Now he’d like you to meet his girlfriend, Melody Prochet – a classically trained musician from the French countryside who moved to Paris, discovered rock music and, as the cosmos dictated, got talking to Parker backstage at a Tame show. Soon enough she was in Australia, unfurling her diabetically sweet melodies in Parker’s personal studio.

But while Tame’s bejewelled new record ‘Lonerism’ had a specific date-line in mind – summer 1966, The Beatles making the transition from ‘Rain’ to ‘Revolver’ – Melody’s Echo Chamber is less bound by big names. It’s in thrall to the past, sure, but to lesser-known music like Pentangle and Comus; to stuff that occupies the forever-French hinterland between musique concrète, Serge Gainsbourg’s thing, jazz and Muzak. The stuff that Stereolab brought back into the Anglo-Saxon world in the ’90s; ideas that Broadcast ran with.

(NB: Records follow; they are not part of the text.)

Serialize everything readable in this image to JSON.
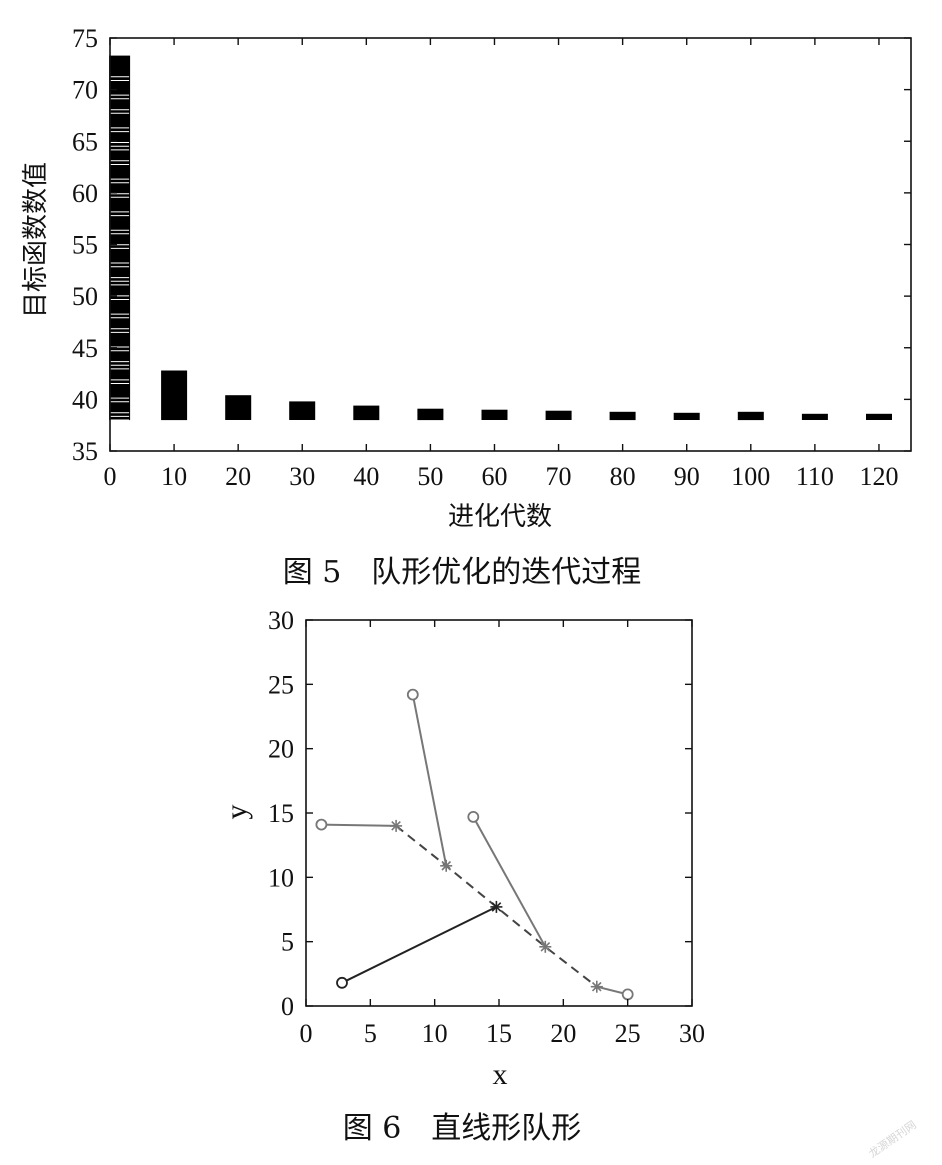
{
  "chart_data": [
    {
      "type": "bar",
      "caption": "图 5　队形优化的迭代过程",
      "xlabel": "进化代数",
      "ylabel": "目标函数数值",
      "xlim": [
        0,
        125
      ],
      "ylim": [
        35,
        75
      ],
      "x_ticks": [
        "0",
        "10",
        "20",
        "30",
        "40",
        "50",
        "60",
        "70",
        "80",
        "90",
        "100",
        "110",
        "120"
      ],
      "y_ticks": [
        "35",
        "40",
        "45",
        "50",
        "55",
        "60",
        "65",
        "70",
        "75"
      ],
      "grid": false,
      "bars": [
        {
          "x": 1.5,
          "low": 38.0,
          "high": 73.3
        },
        {
          "x": 10,
          "low": 38.0,
          "high": 42.8
        },
        {
          "x": 20,
          "low": 38.0,
          "high": 40.4
        },
        {
          "x": 30,
          "low": 38.0,
          "high": 39.8
        },
        {
          "x": 40,
          "low": 38.0,
          "high": 39.4
        },
        {
          "x": 50,
          "low": 38.0,
          "high": 39.1
        },
        {
          "x": 60,
          "low": 38.0,
          "high": 39.0
        },
        {
          "x": 70,
          "low": 38.0,
          "high": 38.9
        },
        {
          "x": 80,
          "low": 38.0,
          "high": 38.8
        },
        {
          "x": 90,
          "low": 38.0,
          "high": 38.7
        },
        {
          "x": 100,
          "low": 38.0,
          "high": 38.8
        },
        {
          "x": 110,
          "low": 38.0,
          "high": 38.6
        },
        {
          "x": 120,
          "low": 38.0,
          "high": 38.6
        }
      ]
    },
    {
      "type": "line",
      "caption": "图 6　直线形队形",
      "xlabel": "x",
      "ylabel": "y",
      "xlim": [
        0,
        30
      ],
      "ylim": [
        0,
        30
      ],
      "x_ticks": [
        "0",
        "5",
        "10",
        "15",
        "20",
        "25",
        "30"
      ],
      "y_ticks": [
        "0",
        "5",
        "10",
        "15",
        "20",
        "25",
        "30"
      ],
      "grid": false,
      "series": [
        {
          "color": "#777777",
          "style": "solid",
          "points": [
            [
              1.2,
              14.1
            ],
            [
              7.0,
              14.0
            ]
          ]
        },
        {
          "color": "#777777",
          "style": "solid",
          "points": [
            [
              8.3,
              24.2
            ],
            [
              10.9,
              10.9
            ]
          ]
        },
        {
          "color": "#777777",
          "style": "solid",
          "points": [
            [
              13.0,
              14.7
            ],
            [
              18.6,
              4.6
            ]
          ]
        },
        {
          "color": "#777777",
          "style": "solid",
          "points": [
            [
              25.0,
              0.9
            ],
            [
              22.6,
              1.5
            ]
          ]
        },
        {
          "color": "#222222",
          "style": "solid",
          "points": [
            [
              2.8,
              1.8
            ],
            [
              14.8,
              7.7
            ]
          ]
        },
        {
          "color": "#444444",
          "style": "dashed",
          "points": [
            [
              7.0,
              14.0
            ],
            [
              10.9,
              10.9
            ],
            [
              14.8,
              7.7
            ],
            [
              18.6,
              4.6
            ],
            [
              22.6,
              1.5
            ]
          ]
        }
      ],
      "start_markers": "circle",
      "end_markers": "star"
    }
  ],
  "watermark": "龙源期刊网"
}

When Melody’s light-saturated first single ‘Crystallized’ rolled into our Twitter feeds back in March, it was easy to dismiss the shimmery-shiny song as standard blog-bait. But ‘Melody’s Echo Chamber’ manages to create something just as dark as it is light.

‘Snowcapped Andes Crash’ not only has a title that could’ve fallen off the back of Radiohead’s ‘Amnesiac’, it also pushes Melody’s stilted, reverb-caked guitar arpeggios towards ‘Knives Out’ territory, before breaking back towards the safety of the Cocteau Twins. ‘Quand Vas Tu Renter?’ takes the bizarre keyboard tone childhood Casio users will recognise as ‘dog bark’ and pushes it into an uneasy clinch with spy jazz. Then, if things start to drift off into the lazy, stoner-y drone that Tame Impala fans will know only too well, she isn’t afraid to try something weird to snap out of it. ‘IsThatWhatYouSaid’, for instance: a backwards-tracking squall that’s like flying an aeroplane through a flock of guitars.

What it all adds up to isn’t big-push psych loonycakes like The Flaming Lips, but something more subtly disorienting. The
‘echo chamber’ name comes from Melody sitting in her bedroom, making a sort of den, and blurting out her tunes to no-one but a hard drive. It’s that sense of intruding on a private moment that Parker and Prochet have managed to retain. After all, here are two people who already see the best in each other, and with ‘Melody’s Echo Chamber’ they’ve tried to make everyone else see it too. It shows.